Но командир, узнав, кто на проводе, улучив момент, взял у дежурного трубку, доложил:

— Самолет-нарушитель перехвачен в квадрате…

— Тип, принадлежность? — задаю вопрос.

— Самолет американского производства… Цель резко снижается и пытается уйти, — добавил он.

— Сигнал о принуждении к посадке подавали?

— Так точно.

— Дайте предупредительную очередь перед носом и действуйте смелее. Со мной на связь поставьте офицера.

— Вас понял, — последовал ответ.

Настойчивые действия наших летчиков отрезвили нарушителя, и он последовал на посадку.

Нарушителем оказался американский экипаж, выполняющий обычный разведывательный полет вдоль Северного побережья. Я отдал необходимые указания, доложил по команде и возвратился на свою базу. Заходит начальник политотдела нашего соединения полковник М. И. Тарасенко.

— Поздравляю с успешным перехватом самолета-нарушителя.

— Спасибо, Михаил Иванович, но это дело рук подчиненных, их надо благодарить, да и вас заодно с ними, как местного старожила, вложившего немалую лепту в дело воспитания наших авиаторов.

— Их, Николай Михайлович, мы или начальство повыше в приказе отметит, а вы уж примите поздравления от меня.

Кстати, напоминаю, немецкие товарищи еще раз просили передать, что они очень хотят вас видеть на торжественном собрании, посвященном дню освобождения от фашизма.

— Михаил Иванович, до этого праздника целая вечность, мы еще Первомай не встретили.

— Немецкая аккуратность, они все заранее планируют, подсчитывают, вы убедитесь в этом. Нас в прошлом году пригласили в гости в одну семью, а потом дважды уточняли, когда мы будем и будет ли кто еще с нами.

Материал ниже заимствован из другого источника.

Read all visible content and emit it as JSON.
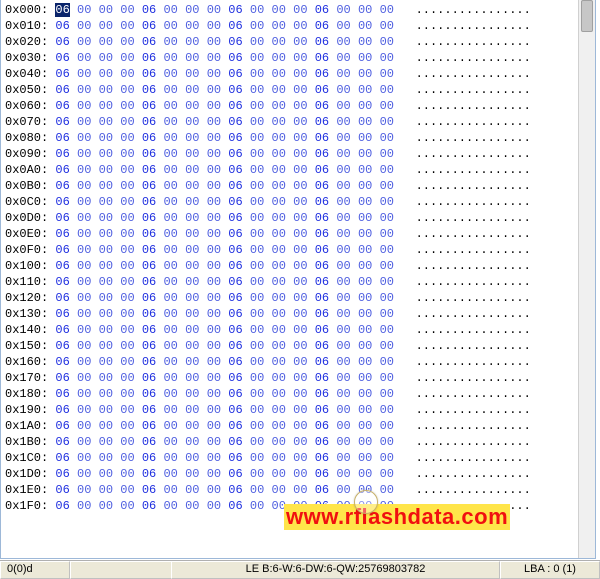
{
  "hex": {
    "row_count": 32,
    "start_offset_hex": "000",
    "offset_step": 16,
    "byte_pattern": [
      "06",
      "00",
      "00",
      "00"
    ],
    "bytes_per_row": 16,
    "ascii_pattern": ".",
    "cursor": {
      "row": 0,
      "col": 0
    }
  },
  "watermark": "www.rflashdata.com",
  "status": {
    "pos": "0(0)d",
    "le": "LE B:6-W:6-DW:6-QW:25769803782",
    "lba": "LBA : 0 (1)"
  }
}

— Что же здесь плохого, Михаил Иванович? — улыбнулся я, — Сообщите им в таком случае, что будем обязательно, и непременно назовите, кто будет…

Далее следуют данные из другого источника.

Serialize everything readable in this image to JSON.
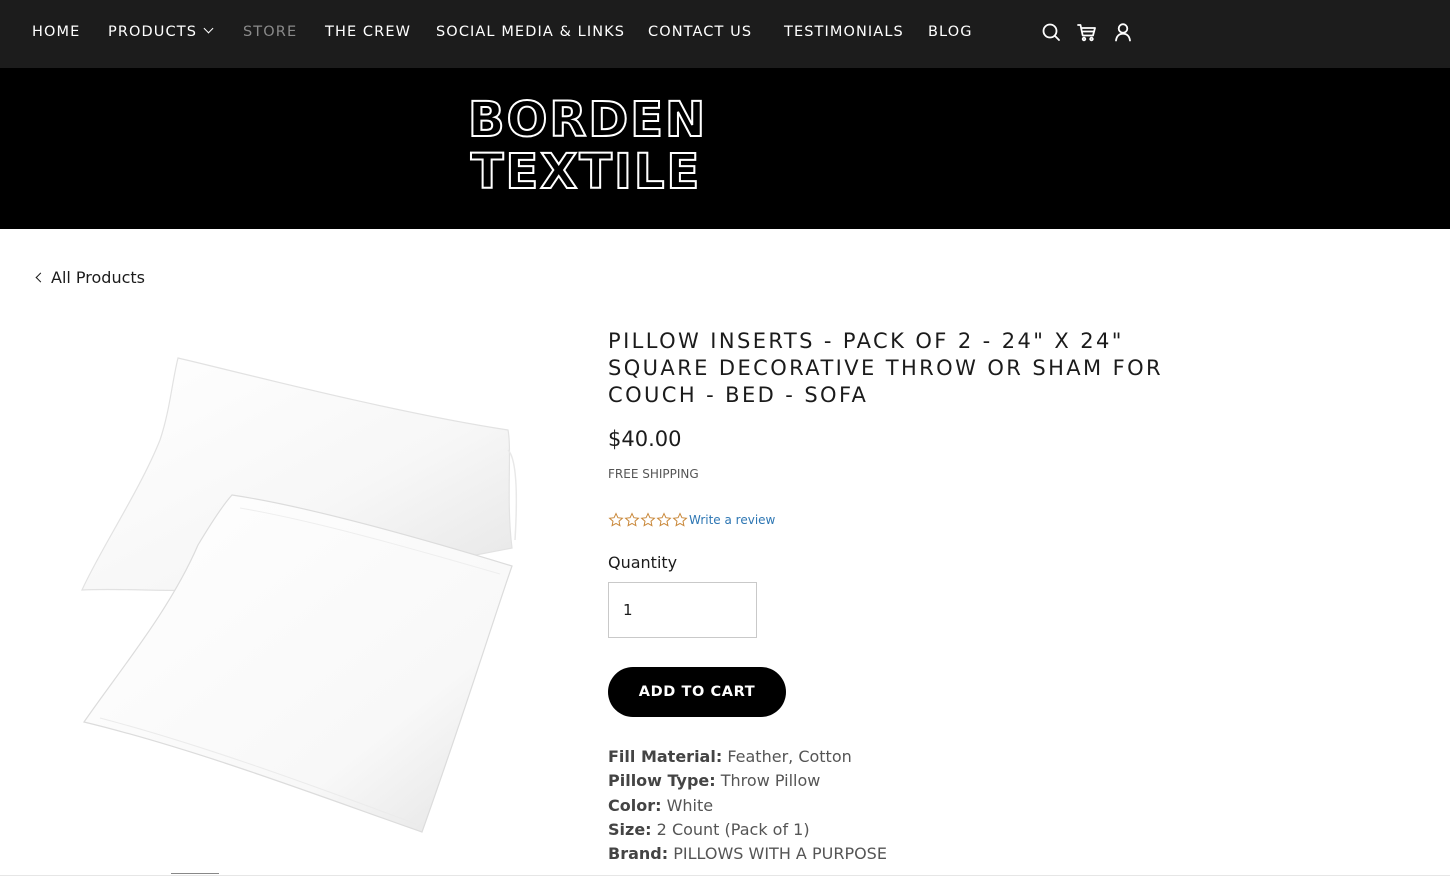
{
  "nav": {
    "items": [
      {
        "label": "HOME"
      },
      {
        "label": "PRODUCTS"
      },
      {
        "label": "STORE"
      },
      {
        "label": "THE CREW"
      },
      {
        "label": "SOCIAL MEDIA & LINKS"
      },
      {
        "label": "CONTACT US"
      },
      {
        "label": "TESTIMONIALS"
      },
      {
        "label": "BLOG"
      }
    ],
    "active": "STORE",
    "icons": [
      "search-icon",
      "cart-icon",
      "account-icon"
    ]
  },
  "logo": {
    "line1": "BORDEN",
    "line2": "TEXTILE"
  },
  "back_link": "All Products",
  "product": {
    "title": "PILLOW INSERTS - PACK OF 2 - 24\" X 24\" SQUARE DECORATIVE THROW OR SHAM FOR COUCH - BED - SOFA",
    "price": "$40.00",
    "shipping": "FREE SHIPPING",
    "rating": 0,
    "rating_max": 5,
    "review_link": "Write a review",
    "quantity_label": "Quantity",
    "quantity_value": "1",
    "add_to_cart": "ADD TO CART",
    "specs": [
      {
        "key": "Fill Material:",
        "value": "Feather, Cotton"
      },
      {
        "key": "Pillow Type:",
        "value": "Throw Pillow"
      },
      {
        "key": "Color:",
        "value": "White"
      },
      {
        "key": "Size:",
        "value": "2 Count (Pack of 1)"
      },
      {
        "key": "Brand:",
        "value": "PILLOWS WITH A PURPOSE"
      }
    ]
  },
  "colors": {
    "nav_bg": "#1c1c1c",
    "hero_bg": "#000000",
    "star_color": "#c9883a",
    "link_color": "#2d76b3",
    "button_bg": "#000000"
  }
}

За время пребывания в ГДР я много раз бывал на торжественных собраниях, проводимых немецкими товарищами. У них процедура ведения торжественных вечеров отличается от нашей, менее официальная, более свободная, выступления короткие, а затем танцы, всеобщее веселье.

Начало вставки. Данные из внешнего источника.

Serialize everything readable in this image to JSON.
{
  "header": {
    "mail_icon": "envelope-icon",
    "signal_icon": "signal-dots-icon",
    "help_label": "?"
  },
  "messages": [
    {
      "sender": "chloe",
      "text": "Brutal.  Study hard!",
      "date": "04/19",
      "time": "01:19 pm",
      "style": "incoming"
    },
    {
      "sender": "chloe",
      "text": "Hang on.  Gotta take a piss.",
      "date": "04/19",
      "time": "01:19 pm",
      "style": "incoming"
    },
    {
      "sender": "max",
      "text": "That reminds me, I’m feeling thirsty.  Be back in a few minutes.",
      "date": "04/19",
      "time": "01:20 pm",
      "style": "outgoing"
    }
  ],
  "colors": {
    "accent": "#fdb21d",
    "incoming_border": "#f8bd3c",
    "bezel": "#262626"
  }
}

Надо немцам отдать должное: они веселиться умеют. Обычную сдержанность, строгое чинопочитание и подчеркнутую уважительность как ветром сдувает. Чем человек выше занимает положение в обществе, тем он свободнее, проще ведет себя и этим подает пример другим, независимо от возраста и пола. Не так, как у нас бывает: ему едва за 40 перевалило, а он уж и в круг выйти стесняется.

Меня обрадовало, что немцы на протяжении вечера не раз высказывали нам благодарность за умелые действия наших летчиков. Чувствовалось: они рады и даже горды тем, что их воздушные границы под надежной охраной.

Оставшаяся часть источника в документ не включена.